Now, it they can do that, then 2 or 3 rehash applied to an easy word is probably breakable nowadays.

I quite like the passphrase method used by electrum.

I don't like anything using DNA.  Does anyone know how many sequences of 200 or more bases in a human could also be found in the dna of a banana?  It just isn't the right sort of random until it has been rehashed so many times that you might as well use a bucket of bingo balls

Yea, i like the retina scans idea, Going back on my thoughts now we could use pretty much ideas from most movies now days, it would be really cool to in some future have some thing like this https://www.youtube.com/watch?v=zZRSnk8AY6I .

retina scan can be faked with a photo or a video, i think they talked about that, you need a retina scan plus movements of the eyes to be really safe

If you are worried about the brute-forcing of sha256 brain wallets, you might want to consider warp wallet (https://keybase.io/warp (https://keybase.io/warp)). It uses a large number of rounds of scrypt, which makes even a simple 8-char alphanumeric password reasonably strong.

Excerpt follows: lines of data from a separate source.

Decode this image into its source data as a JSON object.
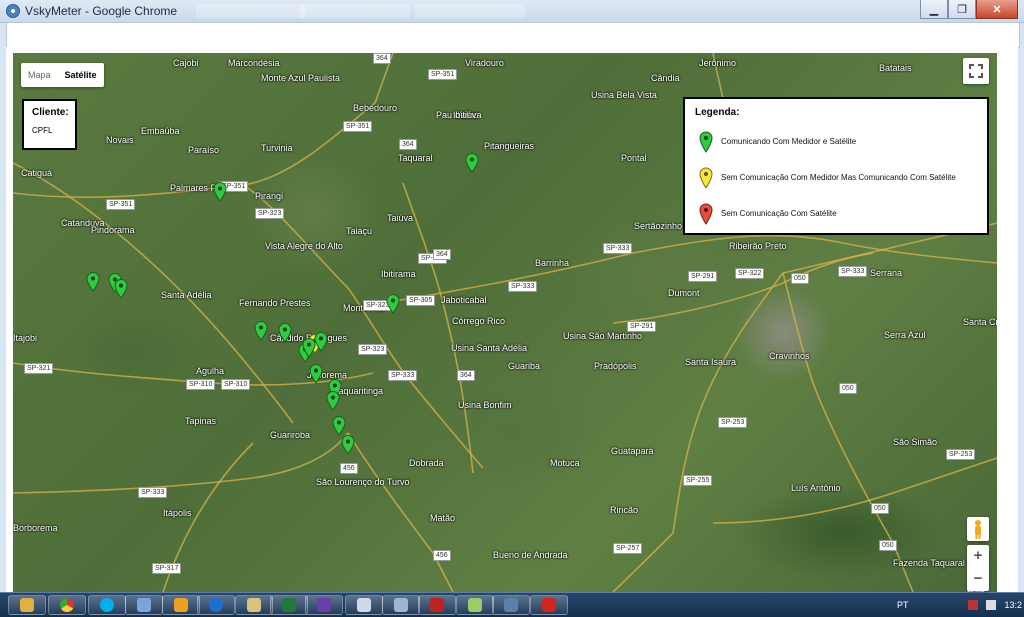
{
  "window": {
    "title": "VskyMeter - Google Chrome"
  },
  "window_controls": {
    "minimize": "▁",
    "maximize": "❐",
    "close": "✕"
  },
  "map_type": {
    "mapa": "Mapa",
    "satelite": "Satélite"
  },
  "cliente": {
    "label": "Cliente:",
    "value": "CPFL"
  },
  "legend": {
    "title": "Legenda:",
    "items": [
      {
        "label": "Comunicando Com Medidor e Satélite",
        "color": "#2ecc40"
      },
      {
        "label": "Sem Comunicação Com Medidor Mas Comunicando Com Satélite",
        "color": "#f5e642"
      },
      {
        "label": "Sem Comunicação Com Satélite",
        "color": "#e74c3c"
      }
    ]
  },
  "zoom": {
    "plus": "+",
    "minus": "−"
  },
  "places": [
    "Cajobi",
    "Marcondésia",
    "Monte Azul Paulista",
    "Viradouro",
    "Bebedouro",
    "Pau d'alho",
    "Ibitiúva",
    "Pitangueiras",
    "Cândia",
    "Usina Bela Vista",
    "Batatais",
    "Jerônimo",
    "Novais",
    "Embaúba",
    "Paraíso",
    "Turvinia",
    "Taquaral",
    "Pontal",
    "Catiguá",
    "Palmares Paulista",
    "Pirangi",
    "Taiúva",
    "Catanduva",
    "Taiaçu",
    "Vista Alegre do Alto",
    "Sertãozinho",
    "Ribeirão Preto",
    "Pindorama",
    "Barrinha",
    "Ibitirama",
    "Serrana",
    "Santa Adélia",
    "Fernando Prestes",
    "Monte Alto",
    "Jaboticabal",
    "Dumont",
    "Córrego Rico",
    "Serra Azul",
    "Santa Cruz da Esperança",
    "Itajobi",
    "Cândido Rodrigues",
    "Usina São Martinho",
    "Usina Santa Adélia",
    "Cravinhos",
    "Agulha",
    "Jaborema",
    "Guariba",
    "Pradópolis",
    "Santa Isaura",
    "Taquaritinga",
    "Usina Bonfim",
    "Tapinas",
    "Guariroba",
    "São Simão",
    "Guatapará",
    "Dobrada",
    "Motuca",
    "São Lourenço do Turvo",
    "Luís Antônio",
    "Borborema",
    "Itápolis",
    "Rincão",
    "Matão",
    "Bueno de Andrada",
    "Fazenda Taquaral"
  ],
  "road_labels": [
    "SP-351",
    "SP-351",
    "SP-351",
    "SP-351",
    "SP-323",
    "SP-323",
    "SP-323",
    "SP-305",
    "SP-333",
    "SP-333",
    "SP-333",
    "SP-333",
    "SP-333",
    "SP-291",
    "SP-291",
    "SP-322",
    "SP-333",
    "SP-310",
    "SP-310",
    "SP-321",
    "SP-253",
    "SP-253",
    "SP-255",
    "SP-257",
    "SP-317",
    "364",
    "364",
    "364",
    "364",
    "456",
    "456",
    "050",
    "050",
    "050",
    "050",
    "050"
  ],
  "markers": [
    {
      "status": "green",
      "lat_label": "Ibitiúva"
    },
    {
      "status": "green"
    },
    {
      "status": "green"
    },
    {
      "status": "green"
    },
    {
      "status": "green"
    },
    {
      "status": "green"
    },
    {
      "status": "green"
    },
    {
      "status": "green"
    },
    {
      "status": "yellow"
    },
    {
      "status": "green"
    },
    {
      "status": "green"
    },
    {
      "status": "green"
    },
    {
      "status": "green"
    },
    {
      "status": "green"
    },
    {
      "status": "green"
    },
    {
      "status": "green"
    },
    {
      "status": "green"
    }
  ],
  "taskbar": {
    "apps": [
      "explorer",
      "chrome",
      "skype",
      "remote-desktop",
      "outlook",
      "teamviewer",
      "folder",
      "excel",
      "visual-studio",
      "notepad",
      "window",
      "filezilla",
      "notepad-plus",
      "terminal",
      "acrobat"
    ],
    "tray": {
      "lang": "PT",
      "time": "13:2"
    }
  }
}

For more security, it lets you add a memorable hash (eg your email address).

A simpler wallet backup scheme has a better chance of being actually reliable than a more convoluted one. Whatever you do, make sure you somehow document it in case you forget what you did. Also, leave behind enough information for your heirs so that they can recover your coins in case you become incapacitated.

-- FK

I think this somewhat defeats the point of having a brainwallet in the first place. If you are going to make a brain wallet then you should keep it in your brain. By making a brainwallet, you are giving up one portion of security in exchange for another. You are giving up entropy in your private key in exchange for the possibility of your private keys being stolen by malware being generally removed.

there is a trade off, that's true, but not the one you say necessarily. if done right the b.w. has high entropy.

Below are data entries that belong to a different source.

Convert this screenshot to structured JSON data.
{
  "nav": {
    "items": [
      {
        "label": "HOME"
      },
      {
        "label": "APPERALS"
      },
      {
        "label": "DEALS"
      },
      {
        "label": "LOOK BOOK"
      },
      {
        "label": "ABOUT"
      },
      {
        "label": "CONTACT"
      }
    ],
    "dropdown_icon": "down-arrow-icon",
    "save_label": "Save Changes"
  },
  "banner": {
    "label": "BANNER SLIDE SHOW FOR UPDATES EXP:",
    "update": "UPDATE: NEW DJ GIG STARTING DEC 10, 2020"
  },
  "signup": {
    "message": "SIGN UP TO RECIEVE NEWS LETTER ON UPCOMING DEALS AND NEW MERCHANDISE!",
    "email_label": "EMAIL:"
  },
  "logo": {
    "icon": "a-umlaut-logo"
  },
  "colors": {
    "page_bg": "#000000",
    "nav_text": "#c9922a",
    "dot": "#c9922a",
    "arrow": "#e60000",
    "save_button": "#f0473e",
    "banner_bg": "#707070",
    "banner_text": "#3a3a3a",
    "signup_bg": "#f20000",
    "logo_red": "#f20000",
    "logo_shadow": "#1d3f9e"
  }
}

With a b.w. you're getting protection from theft or destruction due to physical access to hardware or paper...plus you get greater access/portability, in exchange for the risks of physical attacks and coercion on your person, human memory failure, and possible difficulty in transferring the wealth to next of kin.

Something very easy to remember for you but impossible to guess or brute force for others... What if you are kidnapped? Get some bodyguards before doing this  ;D

what is wrong with simply making an strong password out of random words?
like what some wallets do with their "Seed" it is pretty secure and don't need adding any random character in the middle.
for example i only have my Electrum seed which acts like a brainwallet for me anyways because i can restore all my addresses with just that seed.

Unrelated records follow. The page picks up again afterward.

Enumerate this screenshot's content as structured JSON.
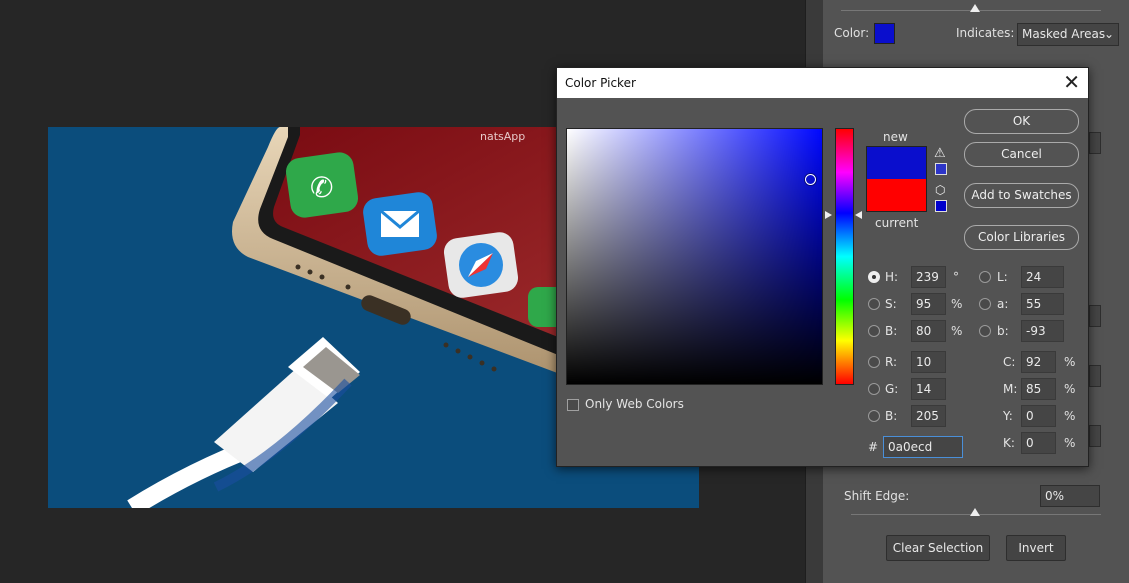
{
  "right_panel": {
    "color_label": "Color:",
    "color_swatch": "#0a0ecd",
    "indicates_label": "Indicates:",
    "indicates_value": "Masked Areas",
    "shift_edge_label": "Shift Edge:",
    "shift_edge_value": "0%",
    "clear_selection": "Clear Selection",
    "invert": "Invert"
  },
  "dialog": {
    "title": "Color Picker",
    "new_label": "new",
    "current_label": "current",
    "new_color": "#0a0ecd",
    "current_color": "#ff0000",
    "ok": "OK",
    "cancel": "Cancel",
    "add_to_swatches": "Add to Swatches",
    "color_libraries": "Color Libraries",
    "only_web_colors": "Only Web Colors",
    "hue_color": "#0008ff",
    "fields": {
      "h": {
        "label": "H:",
        "value": "239",
        "unit": "°"
      },
      "s": {
        "label": "S:",
        "value": "95",
        "unit": "%"
      },
      "b": {
        "label": "B:",
        "value": "80",
        "unit": "%"
      },
      "r": {
        "label": "R:",
        "value": "10"
      },
      "g": {
        "label": "G:",
        "value": "14"
      },
      "b2": {
        "label": "B:",
        "value": "205"
      },
      "l": {
        "label": "L:",
        "value": "24"
      },
      "a": {
        "label": "a:",
        "value": "55"
      },
      "lab_b": {
        "label": "b:",
        "value": "-93"
      },
      "c": {
        "label": "C:",
        "value": "92",
        "unit": "%"
      },
      "m": {
        "label": "M:",
        "value": "85",
        "unit": "%"
      },
      "y": {
        "label": "Y:",
        "value": "0",
        "unit": "%"
      },
      "k": {
        "label": "K:",
        "value": "0",
        "unit": "%"
      }
    },
    "hex_label": "#",
    "hex_value": "0a0ecd"
  },
  "photo": {
    "watermark": "natsApp"
  }
}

Electrum seed is different from brainwallet. Electrum seed is generated randomly with 128 bits of entropy. Brainwallet is generated by the human brain and has the tendency of generating not so random passwords and can be easily cracked.

I don't agree.  A brain wallet's chief characteristic is that its primary keys can be generated from a passphrase, (regardless of how the phrase was generated).  So Electrum is also a brain wallet if you memorize the seed.